Practical Applications for Marketers
Application | How to use this chart |
|---|---|
| Trust assessment | Use the PASS percentage to gauge overall confidence in your attribution. |
| Data quality audit | High CLAMPED or KILLED rates signal potential data issues worth investigating. |
| Model validation | Compare governance distribution before/after model updates to assess improvement. |
| Stakeholder communication | Use this chart to explain that attribution is not blindly accepted—it goes through quality controls. |
| Prioritization | Focus optimization efforts on PASS levers; investigate CLAMPED/KILLED levers separately. |
Common Mistakes & Misinterpretations
Mistake | Why it is a problem | How to avoid |
|---|---|---|
| Assuming CLAMPED or KILLED means "bad channel" | Governance flags indicate modeling uncertainty, not necessarily that the channel is ineffective. Flags can arise from data sparsity or unusual patterns. | Investigate flagged levers before making cut decisions; the underlying channel may still be valuable. |
| Ignoring the lift panel | A small count of CLAMPED levers can represent a large share of lift (or vice versa). Looking only at count percentages can be misleading. | Always compare both panels—count distribution and lift distribution. |
| Expecting 100% PASS | Some level of CLAMPED or KILLED is normal, especially with sparse or noisy data. Zero flags may indicate the governance is too lenient. | Treat a healthy mix as expected; focus on trends over time rather than absolute perfection. |
| Using this chart to evaluate campaign performance | This chart measures model trust, not campaign effectiveness.
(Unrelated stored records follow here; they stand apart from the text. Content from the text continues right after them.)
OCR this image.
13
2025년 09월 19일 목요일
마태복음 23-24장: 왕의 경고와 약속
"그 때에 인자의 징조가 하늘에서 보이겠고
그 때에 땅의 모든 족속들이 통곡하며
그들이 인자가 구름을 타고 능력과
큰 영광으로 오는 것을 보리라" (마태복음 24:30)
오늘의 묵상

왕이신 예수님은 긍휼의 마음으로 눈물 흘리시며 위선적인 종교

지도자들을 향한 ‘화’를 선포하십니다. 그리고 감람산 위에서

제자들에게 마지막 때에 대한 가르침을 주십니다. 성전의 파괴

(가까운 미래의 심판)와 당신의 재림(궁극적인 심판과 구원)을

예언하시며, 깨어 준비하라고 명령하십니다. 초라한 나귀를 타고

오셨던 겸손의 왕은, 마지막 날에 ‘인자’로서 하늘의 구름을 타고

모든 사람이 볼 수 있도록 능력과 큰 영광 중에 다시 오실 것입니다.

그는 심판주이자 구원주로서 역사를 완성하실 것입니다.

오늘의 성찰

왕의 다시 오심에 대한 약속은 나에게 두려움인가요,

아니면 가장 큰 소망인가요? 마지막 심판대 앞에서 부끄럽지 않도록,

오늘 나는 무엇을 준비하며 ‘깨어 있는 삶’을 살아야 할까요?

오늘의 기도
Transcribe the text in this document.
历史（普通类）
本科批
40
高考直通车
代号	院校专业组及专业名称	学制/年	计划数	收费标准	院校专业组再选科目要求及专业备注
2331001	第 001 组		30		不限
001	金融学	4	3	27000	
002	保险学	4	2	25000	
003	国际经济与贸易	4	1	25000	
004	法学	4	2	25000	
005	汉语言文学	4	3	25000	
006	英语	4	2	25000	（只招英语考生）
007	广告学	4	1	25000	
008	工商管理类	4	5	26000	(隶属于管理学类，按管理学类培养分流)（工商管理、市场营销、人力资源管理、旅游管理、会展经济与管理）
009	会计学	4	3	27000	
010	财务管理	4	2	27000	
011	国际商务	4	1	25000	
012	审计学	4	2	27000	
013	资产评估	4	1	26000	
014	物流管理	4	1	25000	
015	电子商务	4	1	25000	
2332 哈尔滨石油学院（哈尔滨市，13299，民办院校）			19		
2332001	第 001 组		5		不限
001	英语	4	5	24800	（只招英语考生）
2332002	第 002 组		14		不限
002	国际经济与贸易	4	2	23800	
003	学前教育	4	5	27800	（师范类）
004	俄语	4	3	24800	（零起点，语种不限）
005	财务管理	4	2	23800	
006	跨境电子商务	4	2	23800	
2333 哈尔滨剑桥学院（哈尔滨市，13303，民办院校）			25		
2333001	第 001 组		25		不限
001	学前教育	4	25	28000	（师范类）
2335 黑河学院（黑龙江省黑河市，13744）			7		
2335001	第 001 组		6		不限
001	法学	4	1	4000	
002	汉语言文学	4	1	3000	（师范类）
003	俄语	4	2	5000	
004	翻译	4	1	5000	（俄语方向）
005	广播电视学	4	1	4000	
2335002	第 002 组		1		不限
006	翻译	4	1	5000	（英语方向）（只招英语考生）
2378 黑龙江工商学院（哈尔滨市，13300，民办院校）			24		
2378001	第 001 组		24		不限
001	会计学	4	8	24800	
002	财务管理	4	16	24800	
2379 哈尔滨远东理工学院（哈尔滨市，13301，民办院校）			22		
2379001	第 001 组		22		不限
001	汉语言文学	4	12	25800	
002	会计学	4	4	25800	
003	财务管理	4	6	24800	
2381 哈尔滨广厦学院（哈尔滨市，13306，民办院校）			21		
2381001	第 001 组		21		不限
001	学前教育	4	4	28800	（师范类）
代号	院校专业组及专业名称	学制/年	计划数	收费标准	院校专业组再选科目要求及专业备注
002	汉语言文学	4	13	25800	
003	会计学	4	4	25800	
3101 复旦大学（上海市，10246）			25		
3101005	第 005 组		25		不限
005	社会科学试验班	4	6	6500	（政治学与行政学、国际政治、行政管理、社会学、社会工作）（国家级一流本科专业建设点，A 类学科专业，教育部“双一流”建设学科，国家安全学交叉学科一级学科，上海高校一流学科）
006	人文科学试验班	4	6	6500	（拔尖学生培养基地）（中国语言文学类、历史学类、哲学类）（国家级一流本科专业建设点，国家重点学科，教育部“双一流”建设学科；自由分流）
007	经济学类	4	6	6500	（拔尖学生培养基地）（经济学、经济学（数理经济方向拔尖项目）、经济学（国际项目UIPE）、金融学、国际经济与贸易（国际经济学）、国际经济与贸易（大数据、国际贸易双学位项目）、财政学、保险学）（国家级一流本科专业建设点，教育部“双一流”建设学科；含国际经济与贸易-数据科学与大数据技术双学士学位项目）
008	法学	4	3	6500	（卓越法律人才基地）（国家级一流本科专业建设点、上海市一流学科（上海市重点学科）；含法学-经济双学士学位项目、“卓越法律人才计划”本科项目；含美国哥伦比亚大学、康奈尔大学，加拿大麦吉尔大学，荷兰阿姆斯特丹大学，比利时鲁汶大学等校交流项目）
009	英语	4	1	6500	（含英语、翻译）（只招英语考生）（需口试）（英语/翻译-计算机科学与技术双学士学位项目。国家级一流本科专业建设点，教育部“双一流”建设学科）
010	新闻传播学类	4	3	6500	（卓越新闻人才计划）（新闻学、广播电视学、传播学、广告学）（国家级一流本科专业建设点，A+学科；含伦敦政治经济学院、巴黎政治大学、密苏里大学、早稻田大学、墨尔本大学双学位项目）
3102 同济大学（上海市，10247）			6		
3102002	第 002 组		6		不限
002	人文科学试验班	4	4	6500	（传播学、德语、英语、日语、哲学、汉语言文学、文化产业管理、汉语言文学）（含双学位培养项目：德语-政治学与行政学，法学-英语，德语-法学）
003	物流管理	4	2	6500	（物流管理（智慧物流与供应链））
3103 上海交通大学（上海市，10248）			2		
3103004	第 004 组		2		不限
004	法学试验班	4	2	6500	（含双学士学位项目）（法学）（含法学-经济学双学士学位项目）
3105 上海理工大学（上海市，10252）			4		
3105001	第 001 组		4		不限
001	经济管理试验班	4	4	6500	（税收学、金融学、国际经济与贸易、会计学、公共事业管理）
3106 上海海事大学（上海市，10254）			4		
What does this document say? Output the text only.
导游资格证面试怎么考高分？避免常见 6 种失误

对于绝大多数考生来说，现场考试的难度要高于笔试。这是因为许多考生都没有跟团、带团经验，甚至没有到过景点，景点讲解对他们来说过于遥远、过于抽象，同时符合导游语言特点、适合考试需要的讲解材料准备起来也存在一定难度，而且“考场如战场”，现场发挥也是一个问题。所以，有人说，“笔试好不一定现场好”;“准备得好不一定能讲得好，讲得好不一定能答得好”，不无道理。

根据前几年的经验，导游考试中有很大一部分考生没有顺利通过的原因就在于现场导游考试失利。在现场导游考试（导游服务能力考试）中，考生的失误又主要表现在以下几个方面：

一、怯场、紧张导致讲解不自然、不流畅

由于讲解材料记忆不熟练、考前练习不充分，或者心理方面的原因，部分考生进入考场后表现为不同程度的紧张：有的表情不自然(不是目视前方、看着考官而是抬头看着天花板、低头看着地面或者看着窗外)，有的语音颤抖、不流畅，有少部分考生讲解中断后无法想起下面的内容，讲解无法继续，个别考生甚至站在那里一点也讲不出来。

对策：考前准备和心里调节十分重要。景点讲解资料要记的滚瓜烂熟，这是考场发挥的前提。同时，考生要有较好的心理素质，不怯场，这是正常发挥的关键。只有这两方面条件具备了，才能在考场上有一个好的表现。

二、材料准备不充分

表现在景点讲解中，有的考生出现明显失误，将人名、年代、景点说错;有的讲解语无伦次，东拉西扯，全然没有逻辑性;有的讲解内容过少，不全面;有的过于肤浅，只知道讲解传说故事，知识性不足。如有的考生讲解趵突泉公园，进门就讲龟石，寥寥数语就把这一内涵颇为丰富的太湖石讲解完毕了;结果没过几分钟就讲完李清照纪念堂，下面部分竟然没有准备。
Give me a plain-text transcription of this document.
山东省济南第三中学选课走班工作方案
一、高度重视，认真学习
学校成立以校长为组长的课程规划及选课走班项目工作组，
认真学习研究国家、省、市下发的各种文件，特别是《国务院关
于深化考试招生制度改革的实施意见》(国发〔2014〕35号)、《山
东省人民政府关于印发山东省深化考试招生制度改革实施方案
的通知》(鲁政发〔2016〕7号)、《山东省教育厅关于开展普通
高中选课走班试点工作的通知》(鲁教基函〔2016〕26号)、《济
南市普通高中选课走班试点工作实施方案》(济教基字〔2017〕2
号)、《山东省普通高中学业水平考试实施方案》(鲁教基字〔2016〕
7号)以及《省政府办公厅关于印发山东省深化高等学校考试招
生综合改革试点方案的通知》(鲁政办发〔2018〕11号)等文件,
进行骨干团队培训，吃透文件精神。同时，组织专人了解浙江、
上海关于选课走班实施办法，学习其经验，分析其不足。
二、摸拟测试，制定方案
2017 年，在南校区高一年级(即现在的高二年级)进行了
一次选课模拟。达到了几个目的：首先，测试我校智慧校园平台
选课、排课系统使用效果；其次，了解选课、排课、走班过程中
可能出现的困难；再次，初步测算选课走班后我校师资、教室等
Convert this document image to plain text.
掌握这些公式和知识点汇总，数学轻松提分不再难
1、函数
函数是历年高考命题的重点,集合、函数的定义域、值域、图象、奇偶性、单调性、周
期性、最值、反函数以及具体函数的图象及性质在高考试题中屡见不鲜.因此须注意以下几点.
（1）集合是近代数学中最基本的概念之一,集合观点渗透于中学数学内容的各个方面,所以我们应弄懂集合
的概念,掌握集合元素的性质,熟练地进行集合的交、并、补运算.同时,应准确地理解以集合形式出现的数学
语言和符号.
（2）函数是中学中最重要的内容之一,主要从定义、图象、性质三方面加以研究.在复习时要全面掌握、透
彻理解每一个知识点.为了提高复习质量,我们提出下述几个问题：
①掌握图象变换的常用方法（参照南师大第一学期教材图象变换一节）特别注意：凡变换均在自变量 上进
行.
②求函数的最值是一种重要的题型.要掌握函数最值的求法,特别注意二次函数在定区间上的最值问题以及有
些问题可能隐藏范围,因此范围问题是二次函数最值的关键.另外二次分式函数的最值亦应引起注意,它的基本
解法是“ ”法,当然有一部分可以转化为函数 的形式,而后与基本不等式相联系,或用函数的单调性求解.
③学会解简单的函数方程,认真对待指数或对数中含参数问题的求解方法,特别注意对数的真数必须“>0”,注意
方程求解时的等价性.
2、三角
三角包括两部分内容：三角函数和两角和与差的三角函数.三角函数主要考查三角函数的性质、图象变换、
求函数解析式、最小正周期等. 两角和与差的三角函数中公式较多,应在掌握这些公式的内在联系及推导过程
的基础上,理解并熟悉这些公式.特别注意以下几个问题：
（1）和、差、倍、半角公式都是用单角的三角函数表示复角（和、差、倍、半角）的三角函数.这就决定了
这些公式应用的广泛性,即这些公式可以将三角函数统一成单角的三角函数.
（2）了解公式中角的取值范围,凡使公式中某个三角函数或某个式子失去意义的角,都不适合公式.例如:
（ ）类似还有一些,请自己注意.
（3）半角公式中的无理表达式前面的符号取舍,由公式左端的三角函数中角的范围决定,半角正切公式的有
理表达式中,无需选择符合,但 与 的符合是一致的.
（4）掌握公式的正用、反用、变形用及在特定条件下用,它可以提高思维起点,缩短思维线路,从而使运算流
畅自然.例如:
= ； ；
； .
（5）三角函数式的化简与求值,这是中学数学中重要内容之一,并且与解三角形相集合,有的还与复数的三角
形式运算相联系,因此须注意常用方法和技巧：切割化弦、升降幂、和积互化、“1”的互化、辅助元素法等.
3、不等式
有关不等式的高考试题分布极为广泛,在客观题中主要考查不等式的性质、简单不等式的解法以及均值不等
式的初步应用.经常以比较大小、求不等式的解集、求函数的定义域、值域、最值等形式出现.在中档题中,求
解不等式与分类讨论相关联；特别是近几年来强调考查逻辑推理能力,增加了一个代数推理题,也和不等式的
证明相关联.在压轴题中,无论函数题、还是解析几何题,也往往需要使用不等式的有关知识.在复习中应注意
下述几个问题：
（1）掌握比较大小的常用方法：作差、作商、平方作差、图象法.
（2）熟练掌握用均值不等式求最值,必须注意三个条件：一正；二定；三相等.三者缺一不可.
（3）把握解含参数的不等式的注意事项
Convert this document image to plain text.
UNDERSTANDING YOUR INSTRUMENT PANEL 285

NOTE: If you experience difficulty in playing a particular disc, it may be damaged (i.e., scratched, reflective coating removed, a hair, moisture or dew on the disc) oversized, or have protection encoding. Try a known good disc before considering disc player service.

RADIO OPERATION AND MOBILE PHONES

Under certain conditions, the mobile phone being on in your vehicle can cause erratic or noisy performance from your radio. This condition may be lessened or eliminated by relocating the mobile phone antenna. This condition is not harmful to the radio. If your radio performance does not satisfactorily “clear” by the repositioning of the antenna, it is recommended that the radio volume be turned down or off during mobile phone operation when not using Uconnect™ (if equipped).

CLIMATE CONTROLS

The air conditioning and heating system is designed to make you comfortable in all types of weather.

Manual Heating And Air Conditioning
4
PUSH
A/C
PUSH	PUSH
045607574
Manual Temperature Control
A PASS lever can still have low lift; a CLAMPED lever can still be valuable. | Use this for data quality and model trust; use other charts (ROI, Lift Bars) for performance evaluation. |
| Comparing governance across different KPIs without context | Different KPIs may have different data quality characteristics, leading to different governance distributions. | Compare governance within the same KPI or understand why distributions differ across KPIs. |
Caveats & Considerations
- Lift sums can be negative: If a lever has negative attribution (e.g., cannibalization), its lift contributes negatively to the bar chart. A PASS lever can have negative lift.
- KPI filtering: When a specific KPI is selected, the chart reflects only levers attributed to that outcome. Aggregate view shows all outcomes combined.
- Model version dependence: Governance thresholds and rules may change across model versions. Compare distributions within the same model version.